更讓他憤怒的是,暗衛還查到,王氏不但逼她嫁人,還吞了她孃的嫁妝——三千畝田地、兩個莊子、十二間鋪面、好幾箱首飾,全被王氏佔了。蘇崇禮也是任其侵吞。真是男人裡的敗類。
“李德全!”他喊了一聲,聲音都在發抖。
李德全趕緊跑進來,見他臉色鐵青,嚇了一跳:“皇上……”
“讓刑部尚書來見朕。再把暗衛查到的這些事,整理成摺子,一起送來。”
刑部尚書來得很快。蕭玄夜把摺子扔給他:“蘇崇禮治家不嚴,縱妻行兇,逼嫡女嫁紈絝致其撞柱,虐待亡妻之女。其妻王氏,侵佔前室嫁妝,逼婚傷人。數罪併罰,按律當如何?”刑部尚書擦了擦汗:“按律,罷官奪職,流放三千里。其妻杖三十,隨夫流放。”蕭玄夜沉默了一會兒,說:“流放太重。連降西級,貶為嶺南通判,即日離京赴任。其妻王氏,杖五十,隨夫前往。被侵佔的嫁妝,限期追回。”刑部尚書愣了一下,不敢多言,趕緊去擬旨。

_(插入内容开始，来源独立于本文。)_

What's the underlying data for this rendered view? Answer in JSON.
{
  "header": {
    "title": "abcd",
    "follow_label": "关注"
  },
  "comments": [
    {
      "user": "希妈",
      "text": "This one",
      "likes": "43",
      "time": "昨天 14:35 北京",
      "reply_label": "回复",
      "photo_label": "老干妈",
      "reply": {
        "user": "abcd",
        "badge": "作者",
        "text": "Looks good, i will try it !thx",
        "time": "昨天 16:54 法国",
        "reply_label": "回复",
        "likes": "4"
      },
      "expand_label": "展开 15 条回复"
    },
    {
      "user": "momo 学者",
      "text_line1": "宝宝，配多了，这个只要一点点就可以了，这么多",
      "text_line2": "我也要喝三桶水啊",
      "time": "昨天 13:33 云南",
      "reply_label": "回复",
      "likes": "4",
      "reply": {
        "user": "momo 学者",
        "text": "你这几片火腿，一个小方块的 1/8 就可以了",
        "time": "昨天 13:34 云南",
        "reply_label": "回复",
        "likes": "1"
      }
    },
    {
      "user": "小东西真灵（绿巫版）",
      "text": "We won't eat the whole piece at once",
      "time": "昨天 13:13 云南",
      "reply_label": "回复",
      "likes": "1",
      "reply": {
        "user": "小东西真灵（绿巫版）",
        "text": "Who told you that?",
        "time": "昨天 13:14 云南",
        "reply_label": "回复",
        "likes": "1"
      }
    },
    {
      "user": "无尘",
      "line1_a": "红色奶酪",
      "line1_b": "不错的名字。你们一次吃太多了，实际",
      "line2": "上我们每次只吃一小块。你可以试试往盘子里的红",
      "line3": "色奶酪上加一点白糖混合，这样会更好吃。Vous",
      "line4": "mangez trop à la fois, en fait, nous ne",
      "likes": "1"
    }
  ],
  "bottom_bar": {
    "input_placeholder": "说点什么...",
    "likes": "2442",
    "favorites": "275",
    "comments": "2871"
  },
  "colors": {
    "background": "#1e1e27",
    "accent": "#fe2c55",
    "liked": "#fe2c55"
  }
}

訊息傳出去的時候,朝堂上炸開了鍋。蘇崇禮跪在大殿上,面如死灰,嘴唇哆嗦著,半天說不出話。他想喊冤,可那些事都是真的。他確實沒管過那個女兒,王氏也確實逼她嫁人、逼她撞了柱子。他以為那些都是小事,沒人會在意。可現在,皇上在意了。而且在意得要命。真是個來討債的逆女。
散朝後,蘇崇禮踉踉蹌蹌地走出大殿,腿軟得像踩在棉花上。同僚們遠遠地看著他,沒人上前。曾經的門生故舊,一個個躲得比兔子還快。他苦笑了一下,忽然覺得荒唐——他這輩子,從沒正眼看過那個女兒一眼。現在,卻因為她,落到了這般田地。
王氏在府裡聽到訊息,當場暈了過去。醒來後,她罵蘇崇禮沒用,罵蘇素玉是掃把星,罵皇上多管閒事。罵完了,又哭,哭完了,又罵。蘇崇禮冷冷地看著她:“喊什麼冤?那些事是不是你做的?”王氏張了張嘴,說不出話。蘇崇禮轉身走了,留下王氏一個人坐在屋裡,哭得像個瘋子。
御書房裡,蕭玄夜坐在書案前,手裡捏著那份暗衛的摺子。他一首有種感覺——她還活著。那個不怕他的女人,不會那麼容易死。她一定活著,活在某一個他不知道的地方。可她換了名字,換了身份,換了模樣。
他忽然想到,她那麼聰明,會不會扮成男人?他苦笑了一下——這女人,連皇帝都敢下藥,扮成男人出城算什麼?
“李德全。”他喊了一聲。
李德全趕緊跑進來:“奴才在。”
“暗衛那邊,繼續查。另外,查一查各地新開的鋪子、新買的宅子。尤其是一個年輕公子帶著幾個隨從,忽然在一個地方落腳、開鋪子的。”他頓了頓,“她聰明,我們不能用笨辦法。”
李德全應了一聲,退了出去。
蕭玄夜一個人坐在御書房裡,看著窗外的天。天己經黑了,月亮從雲層後面露出來,他想,她會不會也在看著這輪月亮?她在哪?過得好不好?有沒有被人欺負?她肚子裡……會不會己經有了他的孩子?他伸手摸了摸心口,那裡缺了一塊,空蕩蕩的,像被人挖走了什麼。
她一定在某個地方,看著同一輪月亮。他一定會找到她。哪怕找一輩子。沒有想到堂堂一個帝王這麼痴情。你到底在哪裡呢?